Where is your rebuttal? Your evidence? Jesus never spoke against slavery, but rather he and Paul both affirmed the status of slavery (
Matthew 18:25;
Luke 12:47). Paul tells them to obey (
Ephesians 6:5;
1 Timothy 6:1-2), and even Jesus does suggest "evil servants" can be "cut asunder." (
Matthew 24:48-50).
Jesus didn't affirm it. He is speaking a message of spiritual truth and speaking in terms that people of His day understood. Where did Jesus say "I support slavery?"
Paul is speaking on how to be a Christian living in the life circumstances that one finds himself. Where did Paul say, "I support slavery?"
However, we do find that when God created Adam and Eve there was no slavery involved or promoted. We see at the end that thee is no slavery involved or promoted.
Many people are slaves to sin, slaves to their mortgage, slaves to their debt and the "masters" that hold their debts.
What we do find is:
Philippians 2:7-9 New Living Translation (NLT)
7 Instead, he gave up his divine privileges;
he took the humble position of a slave
and was born as a human being.
When he appeared in human form,
8 he humbled himself in obedience to God
and died a criminal’s death on a cross.
9 Therefore, God elevated him to the place of highest honor
and gave him the name above all other names,
So Jesus became a slave and then broke slavery.
Life happens and we are born into situations and sometimes life just happens but, in reference to slavery:
1 Corinthians 12:13Some of us are Jews, some are Gentiles, some are
slaves, and some are
free. But we have all been baptized into one body by one Spirit, and we all share the same Spirit.
Galatians 3:28 There is no longer Jew or Gentile,
slave or
free, male and female. For you are all one in Christ Jesus.
1 Corinthians 7:21 Are you a
slave? Don’t let that worry you—but if you get a chance to be
free, take it.
(He isn't supporting it, but understands that we should be free)
But again... precedent: no slavery. When sin and man no longer hold the reigns of the world, no slavery.
So. Beginning, no slavery. Middle with Jesus - made to be a slave to open the door to be free. End... no slavery.
Jefferson, Franklin, Washington, Madison, they weren't Christian, and they wanted to do away with slavery. But it was the Christian South who demanded their "god given right" to slaves.

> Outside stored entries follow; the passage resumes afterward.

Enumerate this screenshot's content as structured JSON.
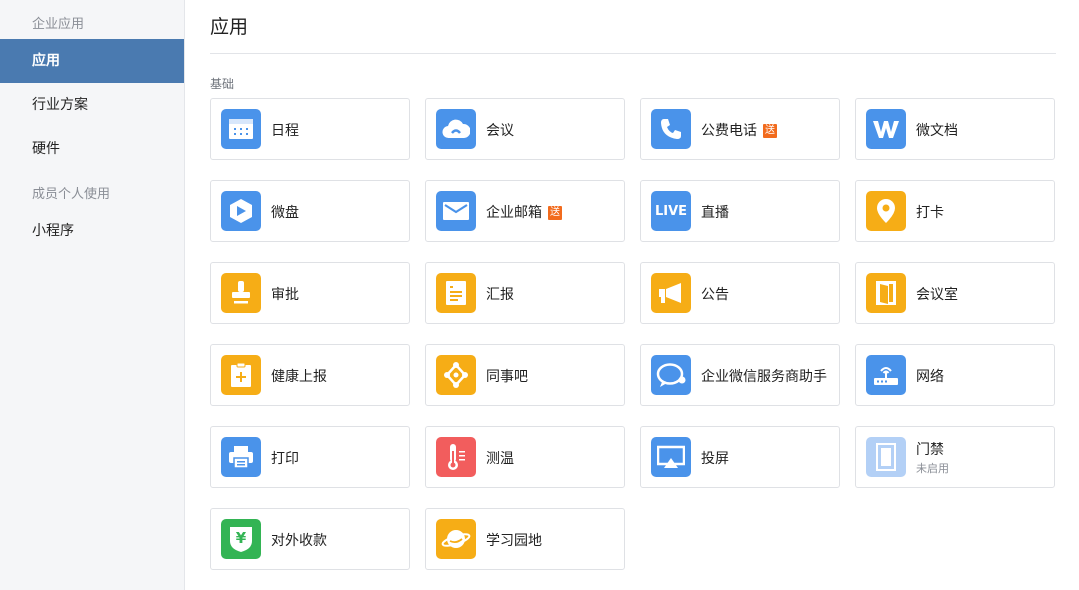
{
  "sidebar": {
    "group_enterprise": "企业应用",
    "group_member": "成员个人使用",
    "items": [
      {
        "label": "应用"
      },
      {
        "label": "行业方案"
      },
      {
        "label": "硬件"
      },
      {
        "label": "小程序"
      }
    ]
  },
  "main": {
    "title": "应用",
    "section": "基础",
    "apps": [
      {
        "label": "日程",
        "icon": "calendar-icon",
        "color": "#4a93ea"
      },
      {
        "label": "会议",
        "icon": "cloud-meeting-icon",
        "color": "#4a93ea"
      },
      {
        "label": "公费电话",
        "icon": "phone-icon",
        "color": "#4a93ea",
        "badge": "送"
      },
      {
        "label": "微文档",
        "icon": "w-doc-icon",
        "color": "#4a93ea"
      },
      {
        "label": "微盘",
        "icon": "drive-icon",
        "color": "#4a93ea"
      },
      {
        "label": "企业邮箱",
        "icon": "mail-icon",
        "color": "#4a93ea",
        "badge": "送"
      },
      {
        "label": "直播",
        "icon": "live-icon",
        "color": "#4a93ea",
        "icon_text": "LIVE"
      },
      {
        "label": "打卡",
        "icon": "location-pin-icon",
        "color": "#f6ad16"
      },
      {
        "label": "审批",
        "icon": "stamp-icon",
        "color": "#f6ad16"
      },
      {
        "label": "汇报",
        "icon": "report-icon",
        "color": "#f6ad16"
      },
      {
        "label": "公告",
        "icon": "megaphone-icon",
        "color": "#f6ad16"
      },
      {
        "label": "会议室",
        "icon": "door-room-icon",
        "color": "#f6ad16"
      },
      {
        "label": "健康上报",
        "icon": "health-clipboard-icon",
        "color": "#f6ad16"
      },
      {
        "label": "同事吧",
        "icon": "network-nodes-icon",
        "color": "#f6ad16"
      },
      {
        "label": "企业微信服务商助手",
        "icon": "chat-bubble-icon",
        "color": "#4a93ea"
      },
      {
        "label": "网络",
        "icon": "router-icon",
        "color": "#4a93ea"
      },
      {
        "label": "打印",
        "icon": "printer-icon",
        "color": "#4a93ea"
      },
      {
        "label": "测温",
        "icon": "thermometer-icon",
        "color": "#f25d5d"
      },
      {
        "label": "投屏",
        "icon": "screen-cast-icon",
        "color": "#4a93ea"
      },
      {
        "label": "门禁",
        "icon": "door-access-icon",
        "color": "#b3d0f6",
        "sub": "未启用"
      },
      {
        "label": "对外收款",
        "icon": "yuan-shield-icon",
        "color": "#33b454",
        "icon_text": "¥"
      },
      {
        "label": "学习园地",
        "icon": "planet-icon",
        "color": "#f6ad16"
      }
    ]
  }
}
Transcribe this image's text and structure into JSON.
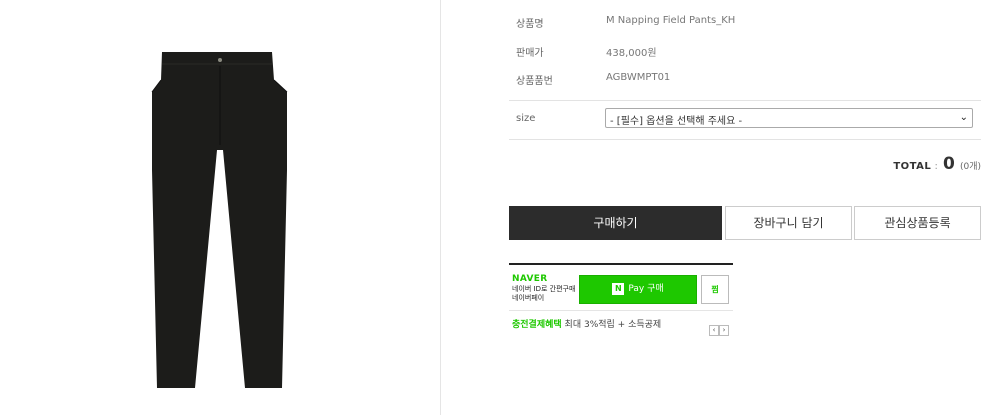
{
  "product": {
    "image_alt": "black trousers product photo",
    "fields": [
      {
        "label": "상품명",
        "value": "M Napping Field Pants_KH"
      },
      {
        "label": "판매가",
        "value": "438,000원"
      },
      {
        "label": "상품품번",
        "value": "AGBWMPT01"
      }
    ]
  },
  "options": {
    "size_label": "size",
    "size_selected": "- [필수] 옵션을 선택해 주세요 -"
  },
  "total": {
    "label": "TOTAL",
    "separator": " : ",
    "amount": "0",
    "count": "(0개)"
  },
  "buttons": {
    "buy": "구매하기",
    "cart": "장바구니 담기",
    "wishlist": "관심상품등록"
  },
  "naverpay": {
    "logo": "NAVER",
    "desc_line1": "네이버 ID로 간편구매",
    "desc_line2": "네이버페이",
    "pay_badge": "N",
    "pay_label": "Pay 구매",
    "zzim_label": "찜",
    "benefit_highlight": "충전결제혜택",
    "benefit_text": " 최대 3%적립 + 소득공제",
    "prev_icon": "‹",
    "next_icon": "›"
  },
  "colors": {
    "buy_button_bg": "#2c2c2c",
    "naver_green": "#1ec800"
  }
}
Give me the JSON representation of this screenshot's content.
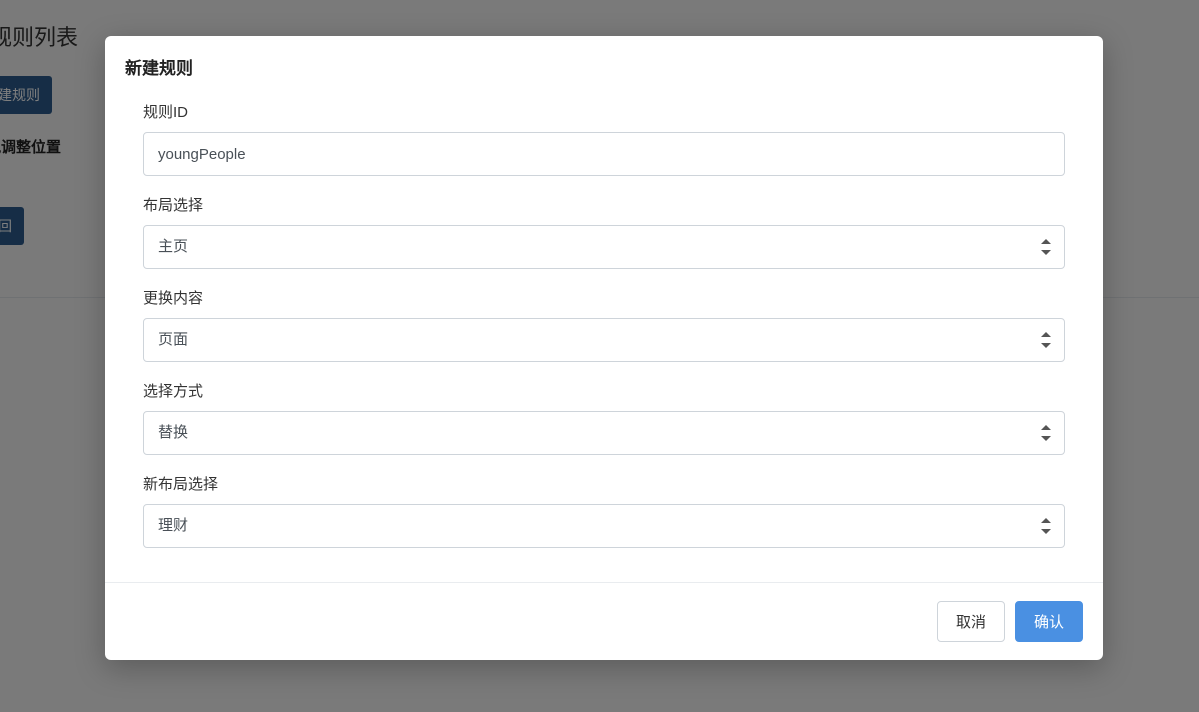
{
  "background": {
    "page_title_suffix": "规则列表",
    "create_rule_button_suffix": "建规则",
    "drag_hint_suffix": "拽调整位置",
    "return_button_suffix": "回"
  },
  "modal": {
    "title": "新建规则",
    "fields": {
      "rule_id": {
        "label": "规则ID",
        "value": "youngPeople"
      },
      "layout_select": {
        "label": "布局选择",
        "value": "主页"
      },
      "change_content": {
        "label": "更换内容",
        "value": "页面"
      },
      "select_method": {
        "label": "选择方式",
        "value": "替换"
      },
      "new_layout_select": {
        "label": "新布局选择",
        "value": "理财"
      }
    },
    "footer": {
      "cancel": "取消",
      "confirm": "确认"
    }
  }
}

Jefferson, self-described "intellectual adversary of the clergy," wanted to condemn the King for bringing slaves into the new world in the Declaration, but the Southern Christians wouldn't have it, and he wanted to abolish it in the Constitution, but, again, the Southern Christians wouldn't have it.
Your information is partially wrong, wholly lacking in the full scope, and definitely not applicable. Did they stop slavery? Nice try though. You might try not parroting what other people say.